When we look at this Canaanite Woman it would be good to look at her in conjunction with other women that Jesus encountered in his life. In her open, direct and simple faith, she along with these other women, has much to tell us about the importance of women in his church.  When we look at the Woman at the Well, the woman who found the coin, the women who followed Jesus on his journeys, the woman who washed Jesus’ feet, the woman who put her last coin in the treasury, Mary Magdalene, the woman who touched the hem of Jesus’  garment, Martha and Mary, Elizabeth, the women who wept for Jesus as he carried his cross, and the women who joined the first woman of faith, Mary the Mother of Jesus,  at the foot of the Cross – we need not get side tracked by demanding woman priests.  Jesus, in his life on earth well defined the role of woman in his Church and her profound impact within the community of faith.  We would do well to meditate on each of these passages mentioned above. The role of woman in the church, as with the Canaanite woman, has much to do with proclaiming the faith, giving it life, both in prayer, in word and in deed. They taught by word and example. Certainly the disciples were challenged in their ingrained attitude about women.  And this Canaanite woman was not to be put off by them.  She actually had something to teach them about prayer and proclaimed faith.

There is something these women have in common.  They all knew anguish.  They knew the faith deep within the recesses of their beings. They all had suffered in the depth of their faith. They are the heart and soul of the faith. When one looks at these women that Jesus encountered we find that their interaction with him took seed within them, germinating into new life.  They pondered – they listened, with their hearts, to what they had seen and heard – what had happened to them, and then proclaimed it.  Something must have happened within the soul of this Canaanite woman.  She must have pondered, listened intently to the murmurings within to have known that Jesus was the “Son of David”.  This time of gesticulation brought forth faith in action.  As with all the other women Jesus encountered, so too with the Canaanite Woman – their proclamation was always a source of new life for those who witnessed them. “Scraps” can make a wonderful meal!
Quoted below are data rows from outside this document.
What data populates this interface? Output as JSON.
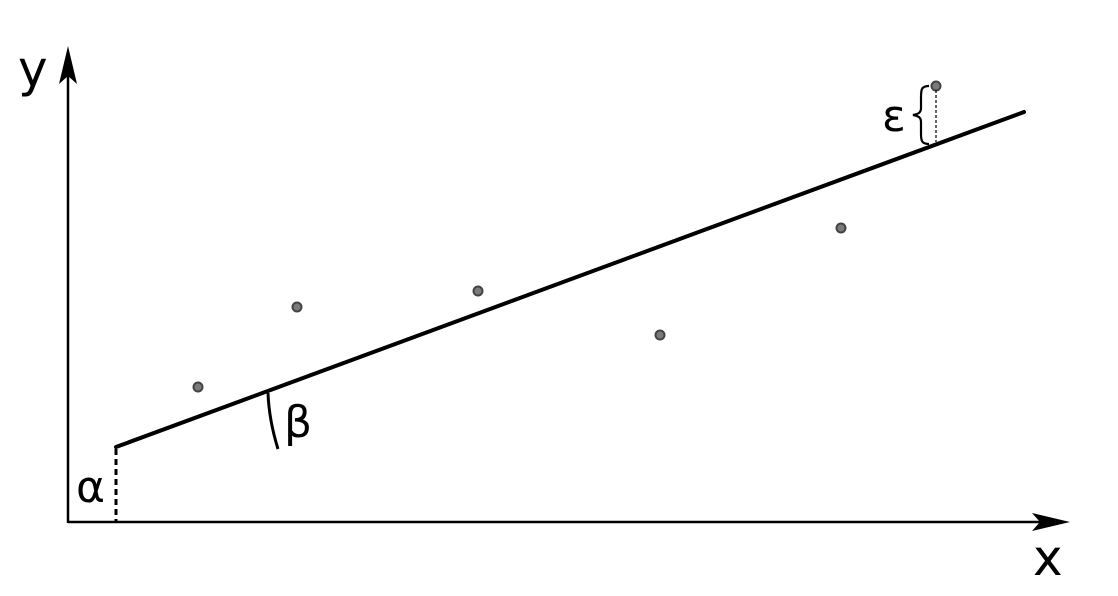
{
  "labels": {
    "y_axis": "y",
    "x_axis": "x",
    "intercept": "α",
    "slope": "β",
    "error": "ε"
  },
  "colors": {
    "stroke": "#000000",
    "point_fill": "#7a7a7a",
    "point_stroke": "#444444"
  }
}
In their pondering, in their unabashed love they profoundly teach, directing to Jesus. Jesus was not afraid to use them to announce the ‘good news’ in words and in actions. They are the mothers within Mother Church.   They are the mothers, taking the seeds of faith and giving forth renewed life within ‘Mother Church’, nurturing it day in and day out – aloud and in silent tears.  And when the women of the church cry out in word and deed, as the Canaanite woman did, totally identifying with her daughter, – “Lord, have pity on me!” – the ‘me’ these women carry deep within is the Church. They prod the Church, carry it from the purely external aspects of the faith that often possess it, to the internal, to its heart and soul – always initiating new – renewed life.
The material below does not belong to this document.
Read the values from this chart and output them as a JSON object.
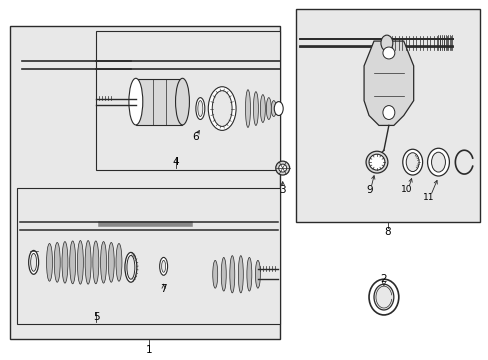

Jesus is the Word. He says to the Canaanite woman – “Woman, your faith is great!”

Jesus shared very deeply with women the essence of who he is.

Mary of Magdala said, “Rabbuni!”  …and to the disciples –  “ I have seen the Lord.” (Jn 20:16ff).  The Woman at the Well (Jn 4) in discussion with Jesus,  says “I know that Messiah, the Christ is coming … Jesus said, ‘That is who I am, I who speak to you”.  She tells the towns people – “Come and see.”  Martha said to Jesus, in John 11, “Lord, I believe that you are the Christ, the Son of God, the one who has come into the world”.  Elizabeth, “filled with the Holy Spirit says, ‘Why should I be blessed with a visit from the mother of my Lord!’” (Lk 1:42)  Through praying, listening, pondering, proclaiming  – the women of the Church with Mary, the mother of the Lord, say to the People of God – “Do whatever he tells you” (Jn 2:5).

He is “Jesus, Son of David!”, “the Messiah”, “Rabbuni”, “the Christ, the Son of God, the one who has come into the world”.  “Come and See”!